Quoi ? : Muséum d'Histoire naturelle de Nice
Où ? : 60 Boulevard Risso 06300 Nice
Quand ? : Mardi > Dimanche de 10.00 à 12.30 et de 13.30 à 18.00 (dimanche ouverture à 10.30)
Combien ? : Tarif adulte : 6.10 €
Transport ? : Arrêt de tramway : Garibaldi / Bus : 15,33,38
Des Questions ? : 04 97 13 46 80
Un lien ? : Cliquez-ici

A deux pas de l'exubérant Mamac, le plus vieux musée de ville joue les discrets derrière sa façade en stuc. Le Muséum d’histoire naturelle de Nice propose une promenade naturaliste en compagnie d'insectes, animaux, minéraux et autres joyaux de la Riviera.

Ce n’est pas le plus réputé, ni le plus visité – le Mamac et la Tête Carré de Sosno lui font de l’ombre – mais le Musée d’Histoire Naturelle de Nice, connu des niçois sous le nom de Musée Barla, a pourtant tout d’un grand. 

Son histoire, déjà, est digne d’un roman : en 1846, le muséum ouvre ses portes au public sous l’impulsion d’Antoine Risso, chef de file de l’École naturaliste. 

D’abord situé dans la vieille ville, le Musée déménage rapidement au numéro 60 du boulevard Risso, en 1863, et devient ainsi le premier musée municipal de la ville. 

Puis, sous l’influence de célèbres scientifiques (Jean-Baptiste Vérany – fondateur du musée – et Jean-Baptiste Barla), il enrichit sa collection de trésors naturels : mammifères (chevreuil, loup, sanglier…), oiseaux (rapaces, échassiers, passereaux…), reptiles, insectes et plantes fleurs, ainsi qu’une impressionnante série de minéraux. 

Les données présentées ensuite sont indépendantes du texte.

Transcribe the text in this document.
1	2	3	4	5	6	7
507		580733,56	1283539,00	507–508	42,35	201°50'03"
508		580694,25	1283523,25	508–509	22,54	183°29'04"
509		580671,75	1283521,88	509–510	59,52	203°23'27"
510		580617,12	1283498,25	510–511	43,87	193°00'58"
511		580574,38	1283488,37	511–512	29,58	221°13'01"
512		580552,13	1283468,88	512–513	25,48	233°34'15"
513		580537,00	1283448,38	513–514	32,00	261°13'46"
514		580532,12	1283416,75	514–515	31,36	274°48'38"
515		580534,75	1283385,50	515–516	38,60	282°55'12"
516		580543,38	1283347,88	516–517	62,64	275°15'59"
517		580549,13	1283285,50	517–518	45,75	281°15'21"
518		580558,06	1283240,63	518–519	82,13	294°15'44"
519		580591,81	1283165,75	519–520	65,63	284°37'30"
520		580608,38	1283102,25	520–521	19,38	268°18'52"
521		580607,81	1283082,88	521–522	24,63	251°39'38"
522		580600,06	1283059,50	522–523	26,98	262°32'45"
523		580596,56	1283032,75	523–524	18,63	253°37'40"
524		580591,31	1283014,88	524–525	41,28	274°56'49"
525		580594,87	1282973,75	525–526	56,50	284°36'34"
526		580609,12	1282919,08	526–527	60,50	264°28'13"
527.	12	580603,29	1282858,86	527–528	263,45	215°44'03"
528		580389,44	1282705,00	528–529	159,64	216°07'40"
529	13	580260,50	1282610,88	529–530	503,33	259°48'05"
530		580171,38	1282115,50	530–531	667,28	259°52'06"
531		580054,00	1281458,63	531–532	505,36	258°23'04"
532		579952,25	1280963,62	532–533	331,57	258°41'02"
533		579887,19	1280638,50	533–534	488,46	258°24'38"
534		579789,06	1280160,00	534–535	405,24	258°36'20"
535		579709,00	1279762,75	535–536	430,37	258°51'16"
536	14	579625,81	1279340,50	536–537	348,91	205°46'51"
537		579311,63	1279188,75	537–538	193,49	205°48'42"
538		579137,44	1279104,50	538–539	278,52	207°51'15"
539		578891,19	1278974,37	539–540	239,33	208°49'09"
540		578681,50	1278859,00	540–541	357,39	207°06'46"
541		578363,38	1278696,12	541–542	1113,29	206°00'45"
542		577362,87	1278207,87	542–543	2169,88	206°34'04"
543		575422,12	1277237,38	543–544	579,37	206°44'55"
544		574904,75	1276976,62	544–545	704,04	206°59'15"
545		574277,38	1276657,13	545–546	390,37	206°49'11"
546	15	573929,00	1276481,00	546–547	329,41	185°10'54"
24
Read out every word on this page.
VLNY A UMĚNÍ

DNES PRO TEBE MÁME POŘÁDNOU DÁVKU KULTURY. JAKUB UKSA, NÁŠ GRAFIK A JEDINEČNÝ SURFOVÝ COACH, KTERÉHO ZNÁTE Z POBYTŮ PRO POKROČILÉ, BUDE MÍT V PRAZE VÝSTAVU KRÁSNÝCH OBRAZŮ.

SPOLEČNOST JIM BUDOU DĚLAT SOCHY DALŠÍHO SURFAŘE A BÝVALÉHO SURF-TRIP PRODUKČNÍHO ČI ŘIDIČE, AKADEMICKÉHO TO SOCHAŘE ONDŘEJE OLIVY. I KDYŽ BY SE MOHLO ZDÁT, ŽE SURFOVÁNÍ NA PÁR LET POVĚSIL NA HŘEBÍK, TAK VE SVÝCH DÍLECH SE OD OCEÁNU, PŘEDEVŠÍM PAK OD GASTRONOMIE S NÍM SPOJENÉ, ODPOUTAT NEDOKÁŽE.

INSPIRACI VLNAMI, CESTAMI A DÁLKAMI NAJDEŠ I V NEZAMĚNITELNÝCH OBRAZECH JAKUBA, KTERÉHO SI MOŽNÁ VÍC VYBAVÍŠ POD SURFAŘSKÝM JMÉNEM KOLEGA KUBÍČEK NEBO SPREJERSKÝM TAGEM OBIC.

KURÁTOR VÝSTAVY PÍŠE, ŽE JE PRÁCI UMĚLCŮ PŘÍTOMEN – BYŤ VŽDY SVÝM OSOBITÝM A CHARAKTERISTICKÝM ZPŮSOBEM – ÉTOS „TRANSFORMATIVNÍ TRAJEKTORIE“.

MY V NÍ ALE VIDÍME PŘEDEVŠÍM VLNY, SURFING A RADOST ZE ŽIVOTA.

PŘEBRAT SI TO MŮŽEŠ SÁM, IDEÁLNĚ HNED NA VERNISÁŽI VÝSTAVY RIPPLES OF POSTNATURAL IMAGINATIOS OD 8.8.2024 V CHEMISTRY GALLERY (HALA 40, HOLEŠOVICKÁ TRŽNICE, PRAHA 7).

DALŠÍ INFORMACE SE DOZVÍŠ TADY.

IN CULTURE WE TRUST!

Aujourd’hui, l’édifice abrite plus d’un million de spécimens provenant de la Côte d’Azur mais aussi d’Amérique du Sud, d’Afrique et des îles de l’océan Indien.

Il présente également une collection singulière axée sur les poissons et les champignons de la région.

Cette ode à la nature, transforme les promeneurs en témoins de la richesse et de la fragilité des milieux naturels du pays niçois.

Les oiseaux, mollusques et autres animaux peuplant les forêts avoisinantes observent d’ailleurs du coin de l’oeil les visiteurs de passage. 

Les longs panneaux explicatifs jouent bien leurs rôles, quoi qu’ils manquent un peu de dynamisme et de modernité (le musée n’est d’ailleurs pas vraiment adapté aux enfants). 

Finalement, la balade est assez courte – le musée fait une petite centaine de mètres carré tout au plus – mais il est assez dépaysant pour nous faire voyager dans le temps.

Une promenade naturaliste qui permet de (re)découvrir les incroyables trésors de la Riviera. 

Le Petit Plus : Les idées de balades hors des sentiers battus (Mont Vinaigrier, Mont Boron, Mont Alban…) qui donnent envie d’explorer les collines voisines.